How does the organizational structure evolve with the impact of AI and machine learning?
Great question. This is something I have just been through recently with my team, so we can represent the increased role responsibilities and also reflect new technologies and capabilities that we have adopted (roles such as Capacity and Machine Learning Engineer). We are already seeing that across the industry with roles such as SRE, Automation engineers, service assurance engineers. I would argue that everyone’s role should be about site reliability, or their direct responsibility. For example, server reliability engineers, network reliability engineers, are in essence having the same goals. Let’s take it back to Monitoring, this has always been about automation and service integrity running things like automatic actions to clear down logs or restart services. True self-healing involves those complex problems and fixing those links in the chain which is just taking this one step further. All of these capabilities are needed and the skillsets of an SRE include a large percentage of expertise across capacity and the tooling chain to be really affect. The lines of responsibility across roles are becoming blurred. Monitoring has always been capable and about this but takes a company like Google before anybody really stands up and takes notice.
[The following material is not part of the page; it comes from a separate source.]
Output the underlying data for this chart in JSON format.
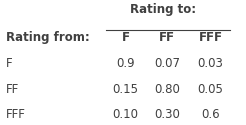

However, I think we are in some exciting times where we have a real skills gap but are being driven to do more and monitoring is front and centre to help achieve this. We need to rely on automation and machines even down to driving self-writing code, there will not be enough developers around.
Where do you recommend others start their journey?
It really is a learning process, the clue is in the name. Find an important use case to trial this out on and stick with it. We started with game and bonus abuse as this type of activity could really impact bottom line revenue across our gaming verticals. Set up a dedicated and driven small team who are tenacious. We had to go on a real journey trying and throwing away ideas and solutions until we found one that worked. Choosing the right metric candidates and Machine Learning approach really is key and don’t be afraid to start again until you find the solution that works for your use case and business.
About Andrew: Andrew Longmuir heads up the Capacity and Monitoring Engineering team at William Hill in the UK. He is an enterprise management professional with over 20 years’ experience in the field of Service, Systems and Network engineering across both enterprise and open source tooling. Experience includes capacity planning/analysis and the architecture, scoping and implementation of monitoring toolsets and cross platform integrations deploying to blue chip companies throughout the UK and Europe. These include a fully referenceable track record in the industry with some implementations being critically acclaimed and appearing in national computing press and also showcased at vendor symposiums.